Let us say that we can understand that an ideal self is conceived in the children themselves, making them responsible for healing the deepest frustrations and desires of the parental child ego.
That’s why we talk about unconscious narcissism, because when we talk about projection, it would be more of a love for themselves, for the way they believe or want to be, deploying that loving relationship in a certain way.
The clinical experience leads professionals in the field of parent-child relationships to delve into the unconscious narcissism that occurs there, for which the psychoanalyst Juan Manzano evokes the four essential elements that constitute this unconscious paternal narcissism:
Parental projection of your own childhood lived as abandonment or disability. The parent who makes this projection does not want his/her child not to have what he wanted and desired; in turn, they see in their children the perfect representation of their ideal self. This projection may be largely unconscious or at least there may not be explicit reflection on it.

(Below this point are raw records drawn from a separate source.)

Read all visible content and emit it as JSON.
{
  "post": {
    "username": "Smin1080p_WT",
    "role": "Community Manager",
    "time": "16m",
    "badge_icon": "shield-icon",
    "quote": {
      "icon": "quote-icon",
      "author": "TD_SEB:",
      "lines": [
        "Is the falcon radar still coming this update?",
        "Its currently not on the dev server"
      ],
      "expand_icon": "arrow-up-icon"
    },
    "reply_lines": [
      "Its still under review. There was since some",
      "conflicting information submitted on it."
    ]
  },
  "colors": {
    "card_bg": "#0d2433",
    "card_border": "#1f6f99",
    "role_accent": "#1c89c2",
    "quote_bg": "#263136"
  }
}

The father or mother considers that their child is part of themselves or of their internal objects to a greater or lesser extent, that is, the father identifies in such a way that the feeling of possession is exacerbated, making it difficult to build one’s own. child.

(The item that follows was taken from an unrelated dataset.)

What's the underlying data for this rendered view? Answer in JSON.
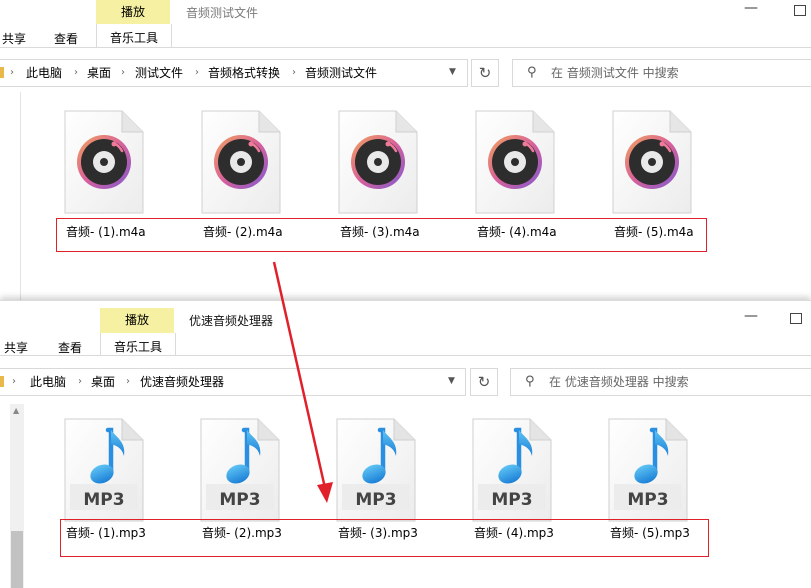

As mentioned, the purpose of this complementary projection and identification is to obtain narcissistic satisfaction, however, other objectives, such as the rejection of a loss, can be added to the achievement of the desired profile.
The interaction is based on previously assigned roles, so it will go beyond imagination and shape the development of relational dynamics with others and with oneself, creating a fictional profile that eventually becomes reality.
In pathological cases, children can react in different ways, sometimes they assume the roles assigned to them, creating problems later, which will cause the child to rebel because he feels abandoned, that sense of abandonment is determined by the simple reason that the relationship between him and the parents does not exist or is rare, because he feels that his desires are not his own , but are imposed by the expectations of the parents.
NOTE: The content of this article was extracted from what is stated in Juan Manzano’s “Narcissistic Paternity Scenarios”.